En même temps il nous faudra donner des prolongements à toutes nos luttes et rester debout pour ne rien lâcher. Nous savons que celui qui sera opposé à Le Pen, si ce n’est pas Jean-Luc Mélenchon, ne pourra en aucun cas répondre aux aspirations populaires et être un outil pour notre camp. Il faudra donc se donner des forces et pour battre Le Pen et pour les batailles futures. Ça passera bien sûr par les législatives et par  les mobilisations. Pour les jeunes, une fois débarrassés de Le Pen, il faudra toujours se battre pour refuser la précarité, la remise en cause du droit aux études, les attaques contre le service public etc… Une double bataille donc, qui demandera à tout le monde d’être à la hauteur.

Camille Lainé : Concernant les jeunes et étudiants communistes, il faut partir d’un principe simple : quoi qu’il arrive nous serons dans toutes les luttes et nous serons mobilisés pour défendre partout les droits des jeunes, pour en finir avec ce système et pour créer le rapport de force nécessaire dans le pays pour pouvoir changer de société.

Il y a dans notre génération un potentiel révolutionnaire immense. Nous sommes très formés, nous maîtrisons les nouvelles technologies, nous utilisons les réseaux sociaux. Nous avons démontré notre force de mobilisation contre la Loi Travail, pour la Vérité et la Justice pour Théo, Adama et les autres, nous nous sommes battus au point de faire en sorte que le parlement doive se prononcer pour la reconnaissance de l’Etat Palestinien…

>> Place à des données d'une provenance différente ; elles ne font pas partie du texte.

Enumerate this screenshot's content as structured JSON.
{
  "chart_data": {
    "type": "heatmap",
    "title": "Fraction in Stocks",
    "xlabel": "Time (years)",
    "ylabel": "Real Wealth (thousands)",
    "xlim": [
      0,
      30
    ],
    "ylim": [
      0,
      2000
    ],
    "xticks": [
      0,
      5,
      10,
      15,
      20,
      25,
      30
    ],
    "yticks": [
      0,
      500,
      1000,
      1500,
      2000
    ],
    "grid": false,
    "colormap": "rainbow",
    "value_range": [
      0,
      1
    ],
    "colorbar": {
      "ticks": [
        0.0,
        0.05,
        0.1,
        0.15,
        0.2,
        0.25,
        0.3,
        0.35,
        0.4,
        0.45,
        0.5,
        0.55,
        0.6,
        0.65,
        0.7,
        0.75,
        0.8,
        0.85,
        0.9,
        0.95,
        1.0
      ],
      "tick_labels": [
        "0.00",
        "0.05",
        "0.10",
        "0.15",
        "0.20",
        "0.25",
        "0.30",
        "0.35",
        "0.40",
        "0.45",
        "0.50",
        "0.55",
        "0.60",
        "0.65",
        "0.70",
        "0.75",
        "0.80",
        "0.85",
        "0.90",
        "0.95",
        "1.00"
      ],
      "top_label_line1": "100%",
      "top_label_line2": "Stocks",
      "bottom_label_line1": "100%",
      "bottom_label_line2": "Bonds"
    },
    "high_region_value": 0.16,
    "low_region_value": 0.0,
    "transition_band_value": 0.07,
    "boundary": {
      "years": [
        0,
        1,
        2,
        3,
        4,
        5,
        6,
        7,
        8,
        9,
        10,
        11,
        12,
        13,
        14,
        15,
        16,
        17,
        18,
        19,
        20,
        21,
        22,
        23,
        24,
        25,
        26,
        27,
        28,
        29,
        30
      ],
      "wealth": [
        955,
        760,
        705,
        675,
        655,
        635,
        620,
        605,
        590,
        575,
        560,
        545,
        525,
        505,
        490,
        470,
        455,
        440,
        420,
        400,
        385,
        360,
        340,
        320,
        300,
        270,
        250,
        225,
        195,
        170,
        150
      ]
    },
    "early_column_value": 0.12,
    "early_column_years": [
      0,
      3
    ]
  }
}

Que cela soit clair, cette génération sera certes la première à vivre moins bien que ses parents mais cela ne va pas durer ! Aucun jeune de notre génération n’acceptera de vivre à genoux.

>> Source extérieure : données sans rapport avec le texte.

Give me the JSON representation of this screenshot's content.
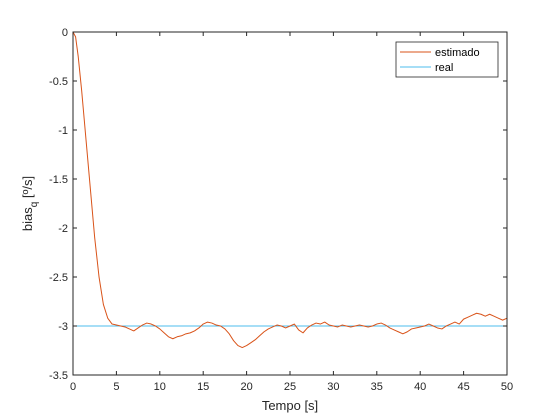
{
  "chart_data": {
    "type": "line",
    "title": "",
    "xlabel": "Tempo [s]",
    "ylabel": {
      "main": "bias",
      "subscript": "q",
      "suffix": " [º/s]"
    },
    "xlim": [
      0,
      50
    ],
    "ylim": [
      -3.5,
      0
    ],
    "xticks": [
      0,
      5,
      10,
      15,
      20,
      25,
      30,
      35,
      40,
      45,
      50
    ],
    "yticks": [
      0,
      -0.5,
      -1,
      -1.5,
      -2,
      -2.5,
      -3,
      -3.5
    ],
    "xtick_labels": [
      "0",
      "5",
      "10",
      "15",
      "20",
      "25",
      "30",
      "35",
      "40",
      "45",
      "50"
    ],
    "ytick_labels": [
      "0",
      "-0.5",
      "-1",
      "-1.5",
      "-2",
      "-2.5",
      "-3",
      "-3.5"
    ],
    "grid": false,
    "legend_position": "top-right",
    "series": [
      {
        "name": "estimado",
        "color": "#D95319",
        "x": [
          0,
          0.3,
          0.6,
          1.0,
          1.5,
          2.0,
          2.5,
          3.0,
          3.5,
          4.0,
          4.5,
          5.0,
          5.5,
          6.0,
          6.5,
          7.0,
          7.5,
          8.0,
          8.5,
          9.0,
          9.5,
          10.0,
          10.5,
          11.0,
          11.5,
          12.0,
          12.5,
          13.0,
          13.5,
          14.0,
          14.5,
          15.0,
          15.5,
          16.0,
          16.5,
          17.0,
          17.5,
          18.0,
          18.5,
          19.0,
          19.5,
          20.0,
          20.5,
          21.0,
          21.5,
          22.0,
          22.5,
          23.0,
          23.5,
          24.0,
          24.5,
          25.0,
          25.5,
          26.0,
          26.5,
          27.0,
          27.5,
          28.0,
          28.5,
          29.0,
          29.5,
          30.0,
          30.5,
          31.0,
          31.5,
          32.0,
          32.5,
          33.0,
          33.5,
          34.0,
          34.5,
          35.0,
          35.5,
          36.0,
          36.5,
          37.0,
          37.5,
          38.0,
          38.5,
          39.0,
          39.5,
          40.0,
          40.5,
          41.0,
          41.5,
          42.0,
          42.5,
          43.0,
          43.5,
          44.0,
          44.5,
          45.0,
          45.5,
          46.0,
          46.5,
          47.0,
          47.5,
          48.0,
          48.5,
          49.0,
          49.5,
          50.0
        ],
        "values": [
          0,
          -0.05,
          -0.25,
          -0.6,
          -1.1,
          -1.6,
          -2.1,
          -2.5,
          -2.78,
          -2.92,
          -2.98,
          -2.99,
          -3.0,
          -3.01,
          -3.03,
          -3.05,
          -3.02,
          -2.99,
          -2.97,
          -2.98,
          -3.0,
          -3.03,
          -3.07,
          -3.11,
          -3.13,
          -3.11,
          -3.1,
          -3.08,
          -3.07,
          -3.05,
          -3.02,
          -2.98,
          -2.96,
          -2.97,
          -2.99,
          -3.0,
          -3.03,
          -3.08,
          -3.15,
          -3.2,
          -3.22,
          -3.2,
          -3.17,
          -3.14,
          -3.1,
          -3.06,
          -3.03,
          -3.01,
          -2.99,
          -3.0,
          -3.02,
          -3.0,
          -2.98,
          -3.04,
          -3.07,
          -3.02,
          -2.99,
          -2.97,
          -2.98,
          -2.96,
          -2.99,
          -3.0,
          -3.01,
          -2.99,
          -3.0,
          -3.01,
          -3.0,
          -2.99,
          -3.0,
          -3.01,
          -3.0,
          -2.98,
          -2.97,
          -2.99,
          -3.02,
          -3.04,
          -3.06,
          -3.08,
          -3.06,
          -3.03,
          -3.02,
          -3.01,
          -3.0,
          -2.98,
          -3.0,
          -3.02,
          -3.03,
          -3.0,
          -2.98,
          -2.96,
          -2.98,
          -2.93,
          -2.91,
          -2.89,
          -2.87,
          -2.88,
          -2.9,
          -2.88,
          -2.9,
          -2.92,
          -2.94,
          -2.92
        ]
      },
      {
        "name": "real",
        "color": "#4DBEEE",
        "x": [
          0,
          50
        ],
        "values": [
          -3,
          -3
        ]
      }
    ]
  }
}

Partant de ce fait, il est sûr qu’une présence de Jean-Luc Mélenchon au second tour serait un outil exceptionnel pour avancer dans ce sens. Si ce n’était pas le cas, et pour répondre à votre question, si Marine Le Pen est au second tour nous prendrons nos responsabilités. Prendre nos responsabilités d’abord en faisant barrage dans la rue et dans les urnes, pour ne pas laisser les clés du pays aux fascistes, qui plus est sous État d’urgence. Prendre nos responsabilités pour aller à la rencontre de tous les jeunes qui auront pu se faire avoir par l’arnaque que représente le Front National. Mais aussi prendre nos responsabilités pour être à l’initiative de fronts les plus larges possibles pour en finir avec l’extrême droite et ses projets fascistes. Pour lutter dès maintenant pour nos droits, pour notre dignité, pour nos solidarités pour nos vies.

Quoi qu’il arrive nous ne transigerons pas avec l’extrême droite mais nous ne cesserons jamais non plus de poser des perspectives de conquêtes pour notre génération.

Mais espérons être dans la configuration où nous pourrions utiliser ce second tour comme une étape d’une grande mobilisation avec la qualification de Jean-Luc Mélenchon ! En tout cas jusqu’à dimanche nous serons mobilisés pour y arriver.